4. Selen (100–200 µg/Tag)
Warum es wirkt: Senkt TPO-Antikörper, unterstützt die Umwandlung von T4 zu T3.
So geht’s: 2 Paranüsse pro Tag oder Supplement.
5. 4-6-Atemtechnik
Warum es wirkt: Aktiviert den Parasympathikus, reduziert akute Stressreaktionen.
So geht’s: 4 Sekunden einatmen, 6 Sekunden ausatmen – 5 Minuten morgens und bei Bedarf.
Diese Strategien sind kein Allheilmittel, aber sie helfen, dem Hormonsystem mehr Stabilität zu geben – und das spürst Du oft schon nach einigen Wochen.
Wann professionelle Hilfe unverzichtbar ist
Es gibt klare Signale, die zeigen, dass Du Unterstützung brauchst:
- Dein Zyklus bleibt über 3 Monate hinweg unregelmäßig.
- Deine PMS-Symptome verschlimmern sich trotz Ernährungsumstellung.
- Dein Schlaf bleibt gestört, obwohl Du Stress reduzierst.
- Dein Kinderwunsch erfüllt sich innerhalb eines Jahres nicht.
In solchen Fällen reicht Selbstmanagement nicht aus.
Hier ist ein umfassendes Hormonpanel notwendig – inklusive Schilddrüse, Sexualhormonen und Stresshormonen. Nur so lässt sich herausfinden, wo der eigentliche Engpass liegt und wie er gezielt behandelt werden kann.
FAQ zu Hashimoto & Hormonen
Kann Hashimoto allein PMS auslösen?
Ja – vor allem durch das Progesterondefizit, das bei eingeschränktem Eisprung entsteht.
Warum fühlen sich meine Beschwerden zyklusabhängig an?
Weil Östrogen und Progesteron die Schilddrüsenhormonwirkung verstärken oder dämpfen können.
Hilft eine glutenfreie Ernährung automatisch?
Nicht automatisch. Aber viele Patientinnen berichten über eine deutliche Verbesserung, weil Gluten das Immunsystem weniger triggert.

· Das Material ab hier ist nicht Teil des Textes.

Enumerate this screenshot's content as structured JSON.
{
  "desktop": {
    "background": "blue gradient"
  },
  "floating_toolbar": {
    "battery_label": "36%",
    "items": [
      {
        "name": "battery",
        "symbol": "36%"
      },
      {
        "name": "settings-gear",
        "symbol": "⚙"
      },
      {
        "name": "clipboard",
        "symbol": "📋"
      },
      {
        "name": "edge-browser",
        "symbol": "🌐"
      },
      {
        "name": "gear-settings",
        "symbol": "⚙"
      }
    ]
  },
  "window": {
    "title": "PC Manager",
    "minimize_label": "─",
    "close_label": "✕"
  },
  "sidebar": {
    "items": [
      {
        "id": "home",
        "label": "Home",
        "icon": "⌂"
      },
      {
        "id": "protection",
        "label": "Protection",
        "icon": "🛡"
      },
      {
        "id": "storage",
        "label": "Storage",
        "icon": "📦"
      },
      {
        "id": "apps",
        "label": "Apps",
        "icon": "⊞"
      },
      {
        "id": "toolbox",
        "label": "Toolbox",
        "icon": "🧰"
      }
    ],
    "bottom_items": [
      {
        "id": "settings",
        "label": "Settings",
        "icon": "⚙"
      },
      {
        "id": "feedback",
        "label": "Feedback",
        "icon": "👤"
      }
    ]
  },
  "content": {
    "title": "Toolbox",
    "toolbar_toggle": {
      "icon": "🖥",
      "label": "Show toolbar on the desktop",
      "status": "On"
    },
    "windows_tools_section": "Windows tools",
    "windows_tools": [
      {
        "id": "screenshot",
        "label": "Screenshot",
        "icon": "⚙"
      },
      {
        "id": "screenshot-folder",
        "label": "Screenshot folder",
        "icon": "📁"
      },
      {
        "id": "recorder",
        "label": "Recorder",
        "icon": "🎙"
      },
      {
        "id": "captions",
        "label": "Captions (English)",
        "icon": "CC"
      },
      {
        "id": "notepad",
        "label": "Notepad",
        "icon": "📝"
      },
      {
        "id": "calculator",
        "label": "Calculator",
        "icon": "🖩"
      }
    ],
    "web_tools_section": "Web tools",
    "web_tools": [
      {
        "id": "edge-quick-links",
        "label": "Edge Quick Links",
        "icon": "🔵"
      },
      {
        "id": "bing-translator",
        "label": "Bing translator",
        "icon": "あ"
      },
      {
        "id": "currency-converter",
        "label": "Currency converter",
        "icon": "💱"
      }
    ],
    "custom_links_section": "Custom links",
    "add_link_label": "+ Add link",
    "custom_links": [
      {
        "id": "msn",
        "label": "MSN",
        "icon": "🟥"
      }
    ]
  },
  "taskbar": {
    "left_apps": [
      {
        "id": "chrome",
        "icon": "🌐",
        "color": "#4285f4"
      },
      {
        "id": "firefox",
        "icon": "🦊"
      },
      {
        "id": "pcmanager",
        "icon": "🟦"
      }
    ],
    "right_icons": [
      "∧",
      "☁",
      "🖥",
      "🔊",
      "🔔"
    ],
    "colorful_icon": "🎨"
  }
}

Kann Hashimoto wieder verschwinden?
Nein – Hashimoto bleibt eine Autoimmunerkrankung. Aber die Symptome lassen sich stark reduzieren, wenn Du die richtigen Stellschrauben drehst.
Was ist wichtiger: Schilddrüsenhormone oder Stressmanagement?
Beides – die richtige Medikation ist die Basis, aber ohne Stressregulation wird es selten stabil.
Fazit – Dein Weg zurück ins Gleichgewicht
Hashimoto ist mehr als nur eine Schilddrüsenerkrankung. Es ist eine Störung, die das ganze Hormonsystem betrifft – von Zyklus über Stress bis hin zu Stimmung und Energie.
Doch das Gute ist: Du kannst aktiv Einfluss nehmen.
Mit Ernährung, gezielten Mikronährstoffen, Stressreduktion und einer passenden medizinischen Begleitung lässt sich Dein hormonelles Gleichgewicht Schritt für Schritt wiederherstellen.
Wichtig ist, dass Du die Zusammenhänge erkennst – und nicht länger glaubst, all die Symptome hätten „nichts miteinander zu tun“.